Qual a diferença entre GameShare e a partilha digital clássica por consola primária?
O GameShare deixa uma segunda consola jogar um título específico sem o possuir, via ligação local. A partilha por consola primária dá acesso a toda a biblioteca digital de uma conta, desde que essa consola esteja marcada como primária dessa conta.

Posso mudar o nível PEGI de restrição mais tarde?
Sim, a qualquer momento, através da app de Controlo Parental ou diretamente na consola, desde que tenha acesso à conta de administrador do grupo familiar.

O que acontece se uma criança tentar abrir um jogo bloqueado?
A consola mostra um ecrã de bloqueio a pedir o PIN de adulto. Sem o PIN correto, o jogo não arranca, independentemente de já estar instalado na consola.

É possível usar o controlo parental sem instalar a app no telemóvel?
Parcialmente.
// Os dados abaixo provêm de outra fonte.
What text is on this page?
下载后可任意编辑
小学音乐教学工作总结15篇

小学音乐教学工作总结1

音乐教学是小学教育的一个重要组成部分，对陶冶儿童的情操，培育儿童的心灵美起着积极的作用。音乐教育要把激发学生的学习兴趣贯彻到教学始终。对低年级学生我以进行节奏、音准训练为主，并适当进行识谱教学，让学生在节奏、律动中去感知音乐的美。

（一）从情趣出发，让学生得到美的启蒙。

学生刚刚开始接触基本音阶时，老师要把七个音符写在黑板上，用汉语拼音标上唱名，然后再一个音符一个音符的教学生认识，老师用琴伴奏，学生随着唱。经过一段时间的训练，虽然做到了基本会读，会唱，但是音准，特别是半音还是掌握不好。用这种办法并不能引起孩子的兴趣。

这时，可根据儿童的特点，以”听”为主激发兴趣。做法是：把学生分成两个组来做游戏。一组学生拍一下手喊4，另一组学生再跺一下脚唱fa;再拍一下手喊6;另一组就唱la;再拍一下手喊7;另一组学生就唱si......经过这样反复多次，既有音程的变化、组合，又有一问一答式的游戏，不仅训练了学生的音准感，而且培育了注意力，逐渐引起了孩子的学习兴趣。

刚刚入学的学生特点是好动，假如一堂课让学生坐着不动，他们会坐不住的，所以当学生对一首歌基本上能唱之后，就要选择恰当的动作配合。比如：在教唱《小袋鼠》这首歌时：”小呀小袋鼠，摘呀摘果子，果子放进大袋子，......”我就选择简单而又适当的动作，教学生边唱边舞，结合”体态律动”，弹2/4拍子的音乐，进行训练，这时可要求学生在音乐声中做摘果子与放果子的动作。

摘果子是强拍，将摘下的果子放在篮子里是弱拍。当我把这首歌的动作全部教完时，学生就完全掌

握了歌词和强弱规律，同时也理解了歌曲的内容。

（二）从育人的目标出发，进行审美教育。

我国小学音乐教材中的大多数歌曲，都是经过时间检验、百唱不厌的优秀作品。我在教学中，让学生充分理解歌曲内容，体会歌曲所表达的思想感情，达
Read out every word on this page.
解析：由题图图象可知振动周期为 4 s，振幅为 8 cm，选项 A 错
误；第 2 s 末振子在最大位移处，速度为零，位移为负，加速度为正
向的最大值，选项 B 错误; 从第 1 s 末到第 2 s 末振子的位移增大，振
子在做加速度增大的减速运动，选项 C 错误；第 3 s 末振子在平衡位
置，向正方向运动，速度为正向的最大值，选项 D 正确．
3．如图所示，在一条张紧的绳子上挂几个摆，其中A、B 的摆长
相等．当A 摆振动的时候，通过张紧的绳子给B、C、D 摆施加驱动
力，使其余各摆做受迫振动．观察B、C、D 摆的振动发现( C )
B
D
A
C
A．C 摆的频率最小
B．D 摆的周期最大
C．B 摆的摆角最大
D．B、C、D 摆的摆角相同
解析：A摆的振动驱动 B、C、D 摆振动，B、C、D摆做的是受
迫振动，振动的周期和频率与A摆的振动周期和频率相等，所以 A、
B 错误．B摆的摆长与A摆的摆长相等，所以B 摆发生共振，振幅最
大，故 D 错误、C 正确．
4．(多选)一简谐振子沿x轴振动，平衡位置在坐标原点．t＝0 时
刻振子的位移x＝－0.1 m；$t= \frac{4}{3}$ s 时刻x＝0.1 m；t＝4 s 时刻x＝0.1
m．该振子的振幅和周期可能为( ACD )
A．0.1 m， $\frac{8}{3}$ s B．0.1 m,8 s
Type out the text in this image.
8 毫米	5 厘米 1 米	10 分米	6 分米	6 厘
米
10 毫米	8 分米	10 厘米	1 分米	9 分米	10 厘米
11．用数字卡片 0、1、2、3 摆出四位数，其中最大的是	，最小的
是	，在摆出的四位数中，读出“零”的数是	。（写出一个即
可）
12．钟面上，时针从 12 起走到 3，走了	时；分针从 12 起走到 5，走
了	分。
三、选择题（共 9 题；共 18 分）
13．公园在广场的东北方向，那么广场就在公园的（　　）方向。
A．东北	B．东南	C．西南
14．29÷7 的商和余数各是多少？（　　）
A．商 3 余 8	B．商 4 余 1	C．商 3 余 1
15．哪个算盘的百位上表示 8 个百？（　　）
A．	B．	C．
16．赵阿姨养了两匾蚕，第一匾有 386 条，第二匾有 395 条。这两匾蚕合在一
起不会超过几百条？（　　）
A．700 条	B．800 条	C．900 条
A própria consola tem um menu básico de controlo parental, mas várias opções avançadas, sobretudo relacionadas com GameChat, só ficam disponíveis depois de vincular a app móvel.

O cartão microSD antigo da Switch original funciona na Switch 2?
Não para instalar novos jogos: a Switch 2 exige cartões microSD Express. Cartões microSD normais podem continuar a guardar capturas de ecrã e vídeos, mas não são compatíveis com a instalação de software na nova consola.

Consigo copiar a configuração de controlo parental de uma conta para outra?
Não diretamente. Cada conta infantil tem as suas próprias definições e é preciso configurá-las individualmente, embora o processo seja rápido depois de já ter feito uma vez, porque os menus e opções são exatamente os mesmos.

O grupo familiar funciona da mesma forma se algumas contas usarem apenas Switch original e não Switch 2?
Sim. O grupo familiar e a app de Controlo Parental gerem contas independentemente do modelo de consola a que estão associadas, por isso famílias com uma mistura de Switch e Switch 2 continuam a ter tudo centralizado num único grupo.